We looked back over all of the news articles on our website and discovered that the most popular news item we have produced to date was that titled ‘Concerns around solar farms’. Therefore, as we approach the completion of over 400 glint and glare assessments, we have gone back over our original article and given it a 2019 makeover.
Solar energy projects form part of the renewable energy landscape in numerous countries around the world. Solar developments are operational and on the agenda in Europe, China, Australia, the USA and South America. However, proposals for solar farms receive objections from local residents and stakeholders alike over potential impacts. Concerns range from visual impacts to health and safety issues. This article presents a short overview of some of the issues that can come up when proposals for solar farms are announced.
Like any proposed structure, concerns can be raised over the visual impact a development will have on its surroundings and the overall impact can be subjective. This is a particular issue if the location is visible from the inside of a dwelling or from within an area which is protected, for example a Conservation Area or an Area of Outstanding National Beauty (AONB).
Assessment of the visual impact can, in most circumstances, be mitigated through careful planning of the panel locations and installation of screening, which is most likely to be vegetation. This is highly advisable at the scoping stage of a development.
Reflections from the Panels
This is possibly the most common safety concern raised for solar developments (commonly referred to as ‘glint and glare’ concerns). Solar panels are designed to absorb as much light as possible and reflect as little as possible. Many modern panels are ‘anti-glare’ to minimise reflections further.
However, 100% absorption is not achieved and some level of solar reflection will always occur, with solar panels typically reflecting up to 30% of the incoming light. Concerns can be raised by residents, airports, councils and other stakeholders. Regarding residents, the concern is generally that reflections will cause a discomfort or a nuisance. For airports and roads it can be a safety concern.

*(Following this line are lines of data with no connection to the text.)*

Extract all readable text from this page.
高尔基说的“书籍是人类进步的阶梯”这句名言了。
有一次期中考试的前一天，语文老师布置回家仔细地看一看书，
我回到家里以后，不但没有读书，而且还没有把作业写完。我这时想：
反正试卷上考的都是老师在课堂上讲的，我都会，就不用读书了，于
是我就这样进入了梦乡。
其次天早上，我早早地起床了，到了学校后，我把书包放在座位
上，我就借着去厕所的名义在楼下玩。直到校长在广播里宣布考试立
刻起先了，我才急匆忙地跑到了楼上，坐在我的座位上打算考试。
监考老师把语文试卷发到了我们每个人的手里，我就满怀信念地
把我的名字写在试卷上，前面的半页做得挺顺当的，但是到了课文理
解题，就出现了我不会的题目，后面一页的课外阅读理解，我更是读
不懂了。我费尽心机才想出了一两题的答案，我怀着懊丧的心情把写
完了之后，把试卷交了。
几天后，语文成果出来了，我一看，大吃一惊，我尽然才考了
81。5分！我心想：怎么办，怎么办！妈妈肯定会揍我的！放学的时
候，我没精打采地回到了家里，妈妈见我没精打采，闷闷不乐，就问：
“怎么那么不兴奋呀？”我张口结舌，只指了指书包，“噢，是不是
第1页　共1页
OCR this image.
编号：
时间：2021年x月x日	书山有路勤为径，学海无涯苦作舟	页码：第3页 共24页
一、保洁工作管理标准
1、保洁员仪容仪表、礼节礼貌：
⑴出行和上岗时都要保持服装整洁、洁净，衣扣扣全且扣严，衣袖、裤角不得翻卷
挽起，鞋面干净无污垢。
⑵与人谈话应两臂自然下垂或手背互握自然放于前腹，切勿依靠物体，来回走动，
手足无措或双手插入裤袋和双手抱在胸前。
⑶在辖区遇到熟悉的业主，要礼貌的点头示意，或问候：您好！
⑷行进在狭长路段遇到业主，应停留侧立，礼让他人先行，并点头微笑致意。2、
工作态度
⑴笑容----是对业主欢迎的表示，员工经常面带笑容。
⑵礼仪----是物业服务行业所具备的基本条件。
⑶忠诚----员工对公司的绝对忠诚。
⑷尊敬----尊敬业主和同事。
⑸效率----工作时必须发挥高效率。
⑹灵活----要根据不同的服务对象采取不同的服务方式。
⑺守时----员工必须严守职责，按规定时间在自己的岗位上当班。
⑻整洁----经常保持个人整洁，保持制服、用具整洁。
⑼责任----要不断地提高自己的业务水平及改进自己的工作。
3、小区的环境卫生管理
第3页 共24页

Guidance regarding this issue has been published by the Federal Aviation Authority in the USA and the Civil Aviation in the United Kingdom. Pager Power has also written its own guidance on glint and glare and the second edition can be downloaded here. The guidance was produced based on Pager Power’s assessment experience, technical expertise and stakeholder consultation. It may be that a planning authority and/or local council have their own policies or guidance regarding this issue however in Pager Power’s experience, this is unlikely.
The good news is that the reflections from solar panels behave predictably because they are predominantly ‘specular’ (the specific definition can be found here). This means the location of the reflection is dependent on the position of the Sun and the angle of the panels, two factors that can be accurately quantified. It is good practice to undertake detailed geometric assessment of the potential glint and glare impacts for a proposed development. Pager Power typically assesses ground-based receptors (roads and dwellings) out to 1km from a solar development.
All electronic equipment has associated electromagnetic fields. In some cases, electronic devices that are in close proximity to one another can encounter interference as a result of these fields. Commercial equipment such as a solar panel is generally subject to limits that determine the maximum allowable emissions limits.
In cases where a proposed solar development is located within close proximity to sensitive sites such as transmitting stations, concerns over electromagnetic interference can be raised. In such cases, detailed assessment can be required. More information on this topic can be found here. This is relatively unusual and impacts in the wider area are generally not an issue.
Concerns over noise can be expressed for a solar development. This issue is more pertinent for other technologies such as wind farms, which are noisier than solar farms. Any issues would most likely be constrained to locations in very close proximity to the inverters, but in practice this is not a common issue for solar developments.
Occasionally, residents raise other issues including fire hazards, light pollution and fears of health risks associated with electromagnetic fields. These issues cannot be readily associated with solar farms and are unlikely to play a significant role in the exploitation of this technology.
 A Study of the Hazardous Glare Potential to Aviators from Utility-Scale Flat-Plate Photovoltaic Systems, Evan Riley and Scott Olson, date: 09/2011, accessed on: 11/07/2019.
 Interim Policy, FAA Review of Solar Energy System Projects on Federally Obligated Airports, Department of Transportation, Federal Aviation Administration (FAA), date: 10/2013, accessed on: 20/03/2019. Technical Guidance for Evaluating Selected Solar Technologies on Airports, Federal Aviation Administration (FAA), date: 04/2018, accessed on: 20/03/2019.
 Interim CAA Guidance – Solar Photovoltaic Systems. The UK Civil Aviation Authority (CAA), date 17/12/2013, accessed on 01/07/2019. Issued interim guidance relating to Solar Photovoltaic Systems (SPV) and was subject to a CAA information alert 2010/53. The formal policy was cancelled on September 7th, 2012 however the advice is still applicable.
 For example, BS EN 55011:9 defines such limits for devices operating from 0 to 400 GHz.